You grew up in upstate New York.
Yes. We were potato pickers; we were field workers. I am not an urban black man. I am a very rural black man. And maybe that's why I've been able to assimilate with white people in the way I have been able to. And that's why I was able to go off to the university with the idea that I wanted to go find James Baldwin's world. And I wanted to find, and I did find, a person like Arnie Zane -- Jewish, aesthetic, neurotic, poetic, fierce -- and already dealing with being an androgynous man who was a white man who would be public about actually loving a black man, and it wasn't some sort of a kink. He was able to love me.

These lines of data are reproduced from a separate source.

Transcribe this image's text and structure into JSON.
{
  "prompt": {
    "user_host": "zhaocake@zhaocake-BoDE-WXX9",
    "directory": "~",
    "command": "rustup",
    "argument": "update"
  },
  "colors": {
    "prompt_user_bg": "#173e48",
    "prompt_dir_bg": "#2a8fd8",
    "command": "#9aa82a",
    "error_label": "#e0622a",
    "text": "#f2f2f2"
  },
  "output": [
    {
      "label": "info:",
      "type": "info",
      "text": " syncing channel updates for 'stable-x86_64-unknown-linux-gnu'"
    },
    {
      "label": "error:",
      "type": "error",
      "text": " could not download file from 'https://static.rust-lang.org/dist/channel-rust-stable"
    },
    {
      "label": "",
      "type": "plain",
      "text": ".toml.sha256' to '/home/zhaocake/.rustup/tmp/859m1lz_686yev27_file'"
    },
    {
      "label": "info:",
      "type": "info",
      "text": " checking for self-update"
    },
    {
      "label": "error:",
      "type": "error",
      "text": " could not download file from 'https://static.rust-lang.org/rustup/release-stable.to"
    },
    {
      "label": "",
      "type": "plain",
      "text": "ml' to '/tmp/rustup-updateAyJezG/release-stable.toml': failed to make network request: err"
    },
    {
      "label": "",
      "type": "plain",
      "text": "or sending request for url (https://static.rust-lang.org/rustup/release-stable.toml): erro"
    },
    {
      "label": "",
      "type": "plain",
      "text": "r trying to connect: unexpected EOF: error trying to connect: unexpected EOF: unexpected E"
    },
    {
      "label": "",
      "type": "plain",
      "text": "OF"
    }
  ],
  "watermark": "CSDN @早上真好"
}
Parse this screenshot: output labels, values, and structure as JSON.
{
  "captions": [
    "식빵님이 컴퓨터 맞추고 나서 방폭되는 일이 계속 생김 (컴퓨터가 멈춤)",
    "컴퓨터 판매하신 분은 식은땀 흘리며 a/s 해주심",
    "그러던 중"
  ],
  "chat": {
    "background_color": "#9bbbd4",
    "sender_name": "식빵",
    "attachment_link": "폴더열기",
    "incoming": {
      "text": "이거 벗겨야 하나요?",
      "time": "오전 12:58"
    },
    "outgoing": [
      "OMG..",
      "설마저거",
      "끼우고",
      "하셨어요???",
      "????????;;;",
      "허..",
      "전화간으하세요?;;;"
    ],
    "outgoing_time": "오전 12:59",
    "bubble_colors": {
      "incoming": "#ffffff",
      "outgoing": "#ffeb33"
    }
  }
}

That must have been powerful.
That was very affirming for my worldview. Now I don't mind saying I am a black artist. For years I didn't want to say that I was a black artist. I thought to be called a black artist was, well, to be put into a ghetto. Now I gladly enter into it because ... we can see race is very much with us. Race has not left. In the '60s we thought it would, in the '70s we thought it did. In [gay clubs then] ... it felt like a utopia, except, even there, you realized that there were very few blacks. So the gay identity was white, middle-class. God knows, I love them -- or I loved -- those white boys.

What do you want your legacy to be?
He was a thinker and mover who was deeply human but ultimately unafraid. A thinker and a mover.